Snezhkina, la journaliste basée à Prague, ne pense pas que l'approche des pouvoirs publics puisse changer du jour au lendemain. Pourtant, elle est optimiste quant aux perspectives d'une sensibilisation accrue du public sur la question du VIH en Russie :
Условно говоря “власти” услышали слова Дудя и его героев – фильм был показан в Госдуме и Министерстве здравоохранения России. Я не думаю, что сам фильм приведет к каким-то радикальным результатам. А вот то, что гораздо больше людей открыли для себя, что доступное тестирование на ВИЧ и доступные лекарства, это может иметь гораздо более широкие последствия.

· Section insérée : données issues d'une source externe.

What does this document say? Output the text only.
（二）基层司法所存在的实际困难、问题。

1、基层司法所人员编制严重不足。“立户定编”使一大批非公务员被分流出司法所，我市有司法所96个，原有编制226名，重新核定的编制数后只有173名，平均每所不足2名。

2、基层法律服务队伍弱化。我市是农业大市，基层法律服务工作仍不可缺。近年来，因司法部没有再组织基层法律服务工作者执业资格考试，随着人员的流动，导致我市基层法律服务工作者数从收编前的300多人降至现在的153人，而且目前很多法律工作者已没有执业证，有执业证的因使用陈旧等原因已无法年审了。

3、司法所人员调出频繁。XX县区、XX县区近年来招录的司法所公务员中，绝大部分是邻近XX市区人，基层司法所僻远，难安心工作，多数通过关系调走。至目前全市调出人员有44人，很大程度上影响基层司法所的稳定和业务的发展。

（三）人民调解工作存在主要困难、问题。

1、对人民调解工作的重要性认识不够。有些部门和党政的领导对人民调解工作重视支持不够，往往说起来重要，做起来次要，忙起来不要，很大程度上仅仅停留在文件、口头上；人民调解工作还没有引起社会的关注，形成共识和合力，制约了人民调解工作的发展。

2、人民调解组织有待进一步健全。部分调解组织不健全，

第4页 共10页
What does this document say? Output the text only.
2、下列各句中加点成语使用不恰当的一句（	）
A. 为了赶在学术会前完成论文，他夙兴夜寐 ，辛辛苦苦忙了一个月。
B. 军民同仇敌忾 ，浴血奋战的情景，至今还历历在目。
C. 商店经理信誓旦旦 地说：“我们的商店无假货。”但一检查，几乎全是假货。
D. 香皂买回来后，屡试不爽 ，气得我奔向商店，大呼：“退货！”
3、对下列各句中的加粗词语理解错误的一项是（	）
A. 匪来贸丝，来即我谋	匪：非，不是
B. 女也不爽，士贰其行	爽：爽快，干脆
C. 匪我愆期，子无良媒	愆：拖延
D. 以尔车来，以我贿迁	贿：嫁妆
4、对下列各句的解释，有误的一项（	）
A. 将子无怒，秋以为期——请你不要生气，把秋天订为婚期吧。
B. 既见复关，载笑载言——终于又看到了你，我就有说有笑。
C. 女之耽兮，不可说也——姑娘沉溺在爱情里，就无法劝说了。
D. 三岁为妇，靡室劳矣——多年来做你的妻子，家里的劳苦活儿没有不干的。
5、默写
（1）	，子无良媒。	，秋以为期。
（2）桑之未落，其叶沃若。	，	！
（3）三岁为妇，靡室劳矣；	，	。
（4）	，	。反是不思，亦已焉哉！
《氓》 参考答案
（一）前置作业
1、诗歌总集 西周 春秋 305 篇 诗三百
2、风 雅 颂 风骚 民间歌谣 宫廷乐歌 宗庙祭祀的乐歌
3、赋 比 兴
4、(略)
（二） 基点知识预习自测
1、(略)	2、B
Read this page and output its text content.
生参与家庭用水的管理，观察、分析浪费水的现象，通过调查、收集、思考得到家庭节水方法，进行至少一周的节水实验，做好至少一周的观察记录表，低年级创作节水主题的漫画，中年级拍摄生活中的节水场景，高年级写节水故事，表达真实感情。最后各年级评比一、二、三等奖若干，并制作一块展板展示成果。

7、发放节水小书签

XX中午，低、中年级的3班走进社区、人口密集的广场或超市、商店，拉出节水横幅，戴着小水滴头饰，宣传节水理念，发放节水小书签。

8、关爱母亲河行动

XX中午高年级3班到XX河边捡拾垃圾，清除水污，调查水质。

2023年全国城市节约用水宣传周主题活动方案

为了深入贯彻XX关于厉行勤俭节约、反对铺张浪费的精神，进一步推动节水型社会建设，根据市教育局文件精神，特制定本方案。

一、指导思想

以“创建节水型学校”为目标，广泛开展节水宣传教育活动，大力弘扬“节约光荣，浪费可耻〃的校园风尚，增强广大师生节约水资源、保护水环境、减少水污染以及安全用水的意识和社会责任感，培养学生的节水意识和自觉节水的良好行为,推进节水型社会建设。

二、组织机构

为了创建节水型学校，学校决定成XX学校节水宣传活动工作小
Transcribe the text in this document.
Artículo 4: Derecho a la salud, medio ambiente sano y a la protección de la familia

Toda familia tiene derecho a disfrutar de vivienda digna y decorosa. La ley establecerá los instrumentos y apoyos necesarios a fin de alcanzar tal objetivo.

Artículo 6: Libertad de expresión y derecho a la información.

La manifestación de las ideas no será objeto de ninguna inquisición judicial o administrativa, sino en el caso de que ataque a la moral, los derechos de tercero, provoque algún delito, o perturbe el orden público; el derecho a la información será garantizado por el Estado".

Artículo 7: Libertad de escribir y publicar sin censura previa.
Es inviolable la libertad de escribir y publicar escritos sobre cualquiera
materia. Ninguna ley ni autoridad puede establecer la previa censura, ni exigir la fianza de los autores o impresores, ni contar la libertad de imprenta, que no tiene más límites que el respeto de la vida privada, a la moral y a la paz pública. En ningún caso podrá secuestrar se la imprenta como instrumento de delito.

Au fond, les “autorités” ont entendu les paroles de Doud et de ses protagonistes, puisque le film a été projeté à la Douma et au ministère de la Santé. Je ne crois pas que le film apporte des changements drastiques. Mais le fait qu'autant de personnes aient appris l'existence des tests de dépistage et des traitements pour le VIH aura des conséquences bien plus significatives.
L'un des moments les plus poignants dans le film de Doud est une interview avec Katya, une ancienne usagère de drogues qui est décédée pendant le tournage. Pendant toute la conversation, Katya rappelle avec insistance que :
Мы не прокаженные. Я надеюсь, что пойдет поток информаций
Nous ne sommes pas des lépreux. J'espère que les informations [à notre sujet] circuleront librement.